Review by Gilbert Seah

Woody Harrelson had a supporting role of a neurotic teacher who did not care a f*** in the indie film EDGE OF SEVENTEEN last year. It is as if he expanded that character fully and incorporated the character as WILSON, a film in which the lead character is a lonely, neurotic and funny man who has almost given up on life. When the film opens, he quips that at present all his dreams when he was a kid (like wanting to grow up an astronaut, doctor) are all mired down in disappointment. Wilson (Harrelson) is separated from his estranged wife, Pippi (Laura Dern) but still loves her.

Wilson is likely the saddest protagonist seen in a film this year. Wilson does have a super cute terrier, that he walks daily. Every one would stop to pat this cute thing.

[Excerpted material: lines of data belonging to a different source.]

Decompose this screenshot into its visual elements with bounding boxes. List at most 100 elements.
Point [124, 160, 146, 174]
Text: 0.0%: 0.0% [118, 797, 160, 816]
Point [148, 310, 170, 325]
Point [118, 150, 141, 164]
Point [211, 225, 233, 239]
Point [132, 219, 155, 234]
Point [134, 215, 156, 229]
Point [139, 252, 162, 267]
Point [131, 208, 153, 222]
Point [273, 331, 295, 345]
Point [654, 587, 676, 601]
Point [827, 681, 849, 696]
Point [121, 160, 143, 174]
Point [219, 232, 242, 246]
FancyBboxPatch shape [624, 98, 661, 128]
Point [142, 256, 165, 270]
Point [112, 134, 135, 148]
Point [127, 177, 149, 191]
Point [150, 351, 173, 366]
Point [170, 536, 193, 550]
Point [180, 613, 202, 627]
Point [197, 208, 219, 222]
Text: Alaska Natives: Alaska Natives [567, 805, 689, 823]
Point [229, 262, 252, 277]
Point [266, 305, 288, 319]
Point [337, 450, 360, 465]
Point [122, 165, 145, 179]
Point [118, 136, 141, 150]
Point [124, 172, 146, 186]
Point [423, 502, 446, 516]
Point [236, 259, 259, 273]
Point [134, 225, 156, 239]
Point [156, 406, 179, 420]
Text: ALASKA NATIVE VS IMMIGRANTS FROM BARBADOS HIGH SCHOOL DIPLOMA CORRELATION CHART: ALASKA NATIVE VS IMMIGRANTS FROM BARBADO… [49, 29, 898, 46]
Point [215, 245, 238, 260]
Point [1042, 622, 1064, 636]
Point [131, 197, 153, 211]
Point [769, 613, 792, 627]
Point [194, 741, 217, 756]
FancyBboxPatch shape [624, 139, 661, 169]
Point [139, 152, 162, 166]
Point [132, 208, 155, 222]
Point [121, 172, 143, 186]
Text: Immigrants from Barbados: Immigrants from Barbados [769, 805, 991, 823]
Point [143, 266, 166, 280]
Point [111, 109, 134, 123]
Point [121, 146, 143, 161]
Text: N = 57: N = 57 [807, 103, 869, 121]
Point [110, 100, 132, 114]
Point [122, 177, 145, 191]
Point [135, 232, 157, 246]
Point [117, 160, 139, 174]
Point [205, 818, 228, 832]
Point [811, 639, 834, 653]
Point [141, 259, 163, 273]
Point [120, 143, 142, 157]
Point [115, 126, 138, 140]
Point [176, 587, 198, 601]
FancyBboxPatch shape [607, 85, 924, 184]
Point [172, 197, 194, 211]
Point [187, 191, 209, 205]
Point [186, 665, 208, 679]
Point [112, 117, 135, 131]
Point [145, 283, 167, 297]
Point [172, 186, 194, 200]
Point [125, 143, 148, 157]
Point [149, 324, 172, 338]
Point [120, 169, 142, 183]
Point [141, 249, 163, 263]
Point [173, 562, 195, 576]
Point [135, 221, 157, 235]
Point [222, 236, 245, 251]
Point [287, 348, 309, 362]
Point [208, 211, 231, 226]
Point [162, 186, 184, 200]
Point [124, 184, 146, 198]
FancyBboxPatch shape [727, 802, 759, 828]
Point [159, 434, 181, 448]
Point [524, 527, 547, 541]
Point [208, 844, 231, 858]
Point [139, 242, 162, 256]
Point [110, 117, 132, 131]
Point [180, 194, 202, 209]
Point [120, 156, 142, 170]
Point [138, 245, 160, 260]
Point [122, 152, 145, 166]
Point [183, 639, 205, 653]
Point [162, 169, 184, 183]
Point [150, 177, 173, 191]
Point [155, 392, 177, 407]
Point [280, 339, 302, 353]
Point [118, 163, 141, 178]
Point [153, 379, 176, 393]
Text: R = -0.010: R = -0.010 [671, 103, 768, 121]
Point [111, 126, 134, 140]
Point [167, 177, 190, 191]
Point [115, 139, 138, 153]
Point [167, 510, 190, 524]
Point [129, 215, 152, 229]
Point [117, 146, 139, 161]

Wilson would do a fake dog voice when this happens, creeping the patter out Wilson is also the type who should sit next to a stranger when there are lots of empty seats around i a bus or coffee shop just to strike up a conversation The film uses these segments both for comedy as well as to introduce the character of Wilson to the audience.

As WILSON is a film about losers based on a graphic mover by Daniel Clowes, who also wrote the screenplay, its humour is a bit weird and obviously not for everybody – though I cannot complain as it is very funny.

Alexander Payne (ELECTION, SIDEWAYS, THE DESCENDANTS) was originally hired to direct (he serves as one of the `film’s producers) but Craig Johnson (THE SKELETON TWINS) took over, doing a fine job. The best thing about the film is its unpredictability, just like life itself. Wilson never expected himself to be thrown in jail. While confronting his daughter to give her s*** for testifying against him, he is given good news about being a grandfather. The jail term served by Wilson also surprisingly does him good, forcing him to be social in the prison society. It is believable that such a turn in character can occur.

WILSON is the role that Harrelson was born to play – annoying, eccentric, smart-talking while occasionally being smart. But he would not likely receive an Oscar nomination for such a small film. Laura Dern, an often under-rated actress does a marvellous job as the ex-wife, who keeps her dignity amidst losing her daughter and family. Acting honours also goes to the cute terrier.

In a nut shell, WILSON is a film about a sad middle-aged man called Wilson who through sheer termination finally comes of age in the goring up process. A small little small budget film, WILSON is charming and an entertaining enough film.